Дайана горько усмехнулась.

— Я так обалдела, что не нашлась, что ответить. И тогда Карл сказал своим хорошо отрепетированным голосом: «По-моему, мама, неплохо бы обыскать ее комнату прежде, чем она туда войдет».

— И что они сделали?

— Направились вдвоем в мою комнату, а когда я попыталась войти, миссис Бартслер просто-напросто вытолкнула меня и захлопнула дверь перед моим носом.

— Что было дальше?

— Я побежала вниз к мистеру Бартслеру, однако он как на грех все еще был занят. В стенном шкафу висела моя шуба. Я надела ее и хотела было пройти в библиотеку, где надеялась переждать, пока мистер Бартслер освободится, как вдруг дверь в библиотеку открылась и оттуда появилась та женщина. У меня не было ни малейшего желания выставлять перед нею свой заплывший глаз, и поэтому я юркнула в стенной шкаф и стала ждать ее ухода. Минут десять я стояла не шелохнувшись, потом приоткрыла дверцу, высунула нос, но в ту же самую минуту распахнулась дверь кабинета, и на пороге появились мистер Бартслер и мистер Гленмор: они вышли вдвоем проводить ту женщину. Я рванулась из укрытия, опередив их таким образом, чтобы они могли видеть меня со спины, пока я прошла к парадной двери и вышла на улицу. Я решила позвонить Милдред Дэнвиль, своей соквар-тирнице, и попросить ее, чтобы она взяла мою машину и приехала за мной, но, оказалось, у меня не было денег даже на телефон-автомат. К тому времени я была уже близка к истерике, да и глаз опух до невероятных размеров. Тогда я решила, была не была, пойду домой пешком, а там Милдред откроет мне дверь в подъезд; можно подумать, я не нашагалась достаточно за день.

Оттуда до моей квартиры мили полторы, а может, и больше, но я все-таки дошла, и — что бы вы думали — Милдред не оказалось дома! Ну и ночка!

— Как вы поступили в этой ситуации?

— Разумеется, я могла разбудить квартирную хозяйку, вытащить ее из постели, чтобы она впустила меня в дом, но у нее строгий характер, а я одета кое-как и вдобавок еще этот глаз… ну, в общем, окончательно пала духом. Тогда я пошла на автобусную стоянку и просидела там сиднем всю ночь, будь она проклята. Выпросила монетку у какого-то сердобольного прохожего и стала каждые полчаса названивать на квартиру. Но там никто не отвечал. И не отвечает до сих пор. Я совершенно потеряла голову. Мне казалось, что все смотрят на меня… Еще немного, и я забилась бы в истерике. Но тут я вспомнила про вас. Несколько часов я потратила на то, чтобы убедить себя явиться к вам в таким затрапезном виде, и вот я здесь… Даже при всем своем желании мне вряд ли удалось бы изобразить все в более мрачном свете. Меня обвинили в воровстве, и теперь получается, что я как бы сбежала, а я… я-я…

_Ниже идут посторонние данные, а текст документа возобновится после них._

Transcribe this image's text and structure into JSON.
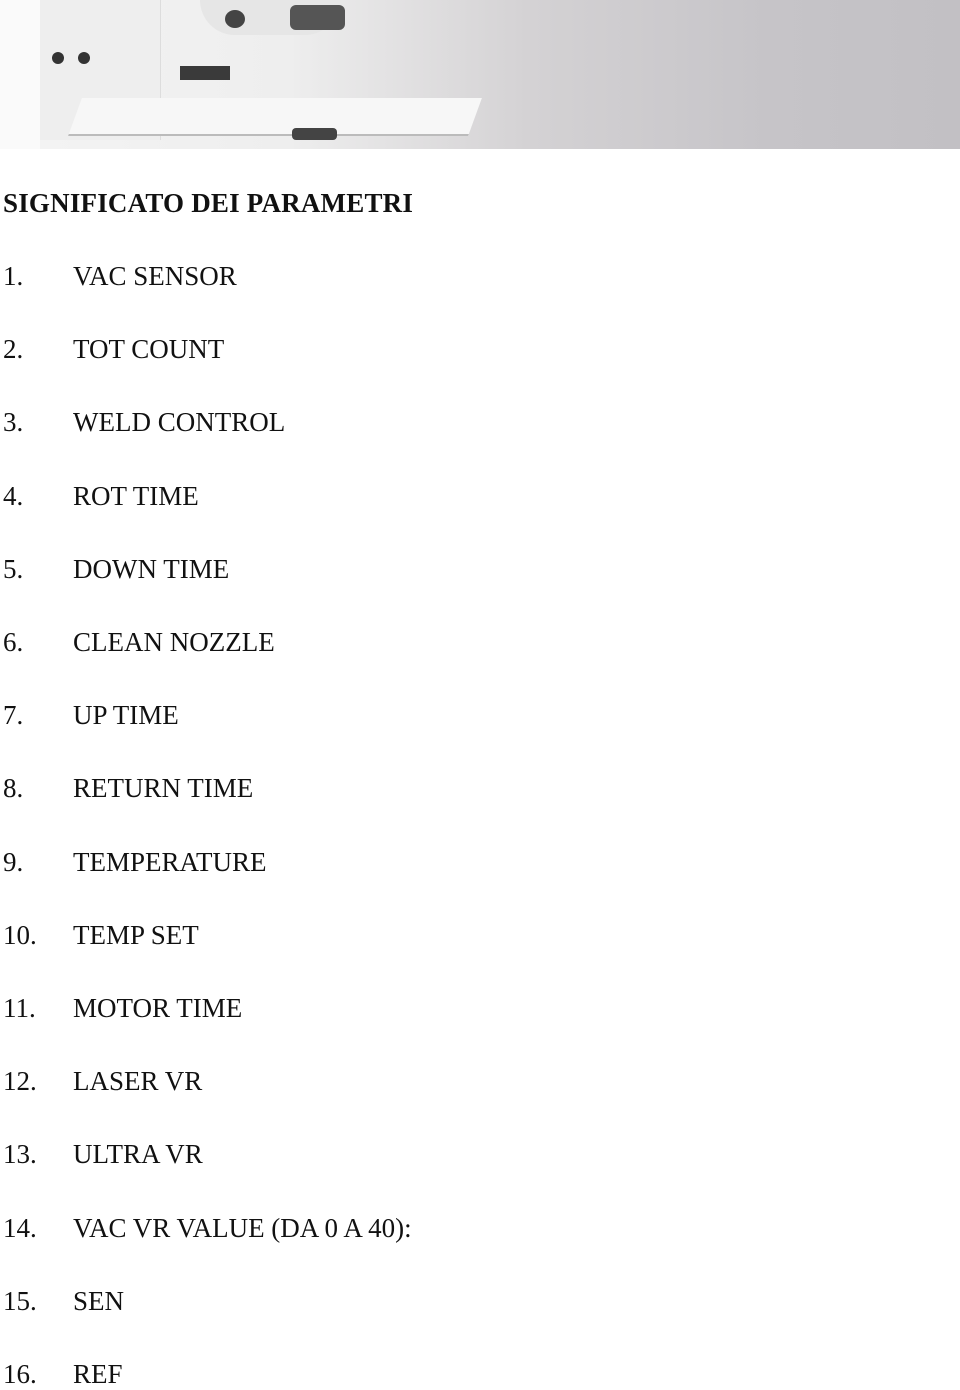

— Делла, — обратился Мейсон к секретарше, — ты не могла бы помочь чем-нибудь нашей гостье?

— Разумеется, помогу, — ответила Делла, подбадривающе улыбнувшись Дайане. — Думаю, нам удастся подобрать что-нибудь из моего гардероба, пока мисс Рэджис доберется до своей одежды. Кстати, как насчет того, чтобы перекусить?